The United States launched its first satellite into space on Jan. 31, 1958, the same year President Eisenhower created NASA. In May 1961, Alan Shepard became the first American in space as part of the Mercury program. Later that month, President Kennedy announced the United States would put a man on the moon by the end of the decade, and the space program intensified.
In February 1962, John Glenn became the first American to orbit Earth. By the year's end, the plans for the Apollo program in which the United States would send men to the moon were established.
The Apollo program lasted from 1963 to 1972. Apollo I resulted in a fire during a launch simulation that took the lives of three astronauts on Jan. 27, 1967. Apollo 7 was the first manned Apollo flight, and in December 1968, Apollo 8 was the first manned mission to orbit the moon.
Apollo 11 put the first two men, astronauts Neil Armstrong and Buzz Aldrin, on the moon in July 1969. A near-disaster occurred with Apollo 13 in 1970 that prevented it from landing on the moon, but six manned missions in all included lunar landings. Apollo 17 was the last.

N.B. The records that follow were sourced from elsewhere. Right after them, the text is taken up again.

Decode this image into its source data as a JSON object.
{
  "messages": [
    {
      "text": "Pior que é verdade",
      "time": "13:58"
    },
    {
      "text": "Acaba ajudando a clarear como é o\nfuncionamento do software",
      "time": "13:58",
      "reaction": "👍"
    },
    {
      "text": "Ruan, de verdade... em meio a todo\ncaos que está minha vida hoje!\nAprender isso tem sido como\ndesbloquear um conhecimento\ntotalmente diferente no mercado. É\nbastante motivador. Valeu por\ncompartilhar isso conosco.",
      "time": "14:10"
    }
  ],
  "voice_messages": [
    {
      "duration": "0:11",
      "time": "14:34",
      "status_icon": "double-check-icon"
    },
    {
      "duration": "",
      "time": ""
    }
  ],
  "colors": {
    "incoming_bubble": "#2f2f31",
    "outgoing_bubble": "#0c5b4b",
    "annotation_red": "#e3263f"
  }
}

Between 1981 and 2011, 135 space shuttle missions flew, beginning with the flight of Columbia. Challenger,
Discovery, Endeavor and Atlantis were the other shuttles in the fleet. Challenger fell apart shortly after launching on Jan. 28, 1986, killing the crew of seven that included a civilian school teacher. Columbia fell apart during re-entry on Feb. 1, 2003, killing its crew of seven.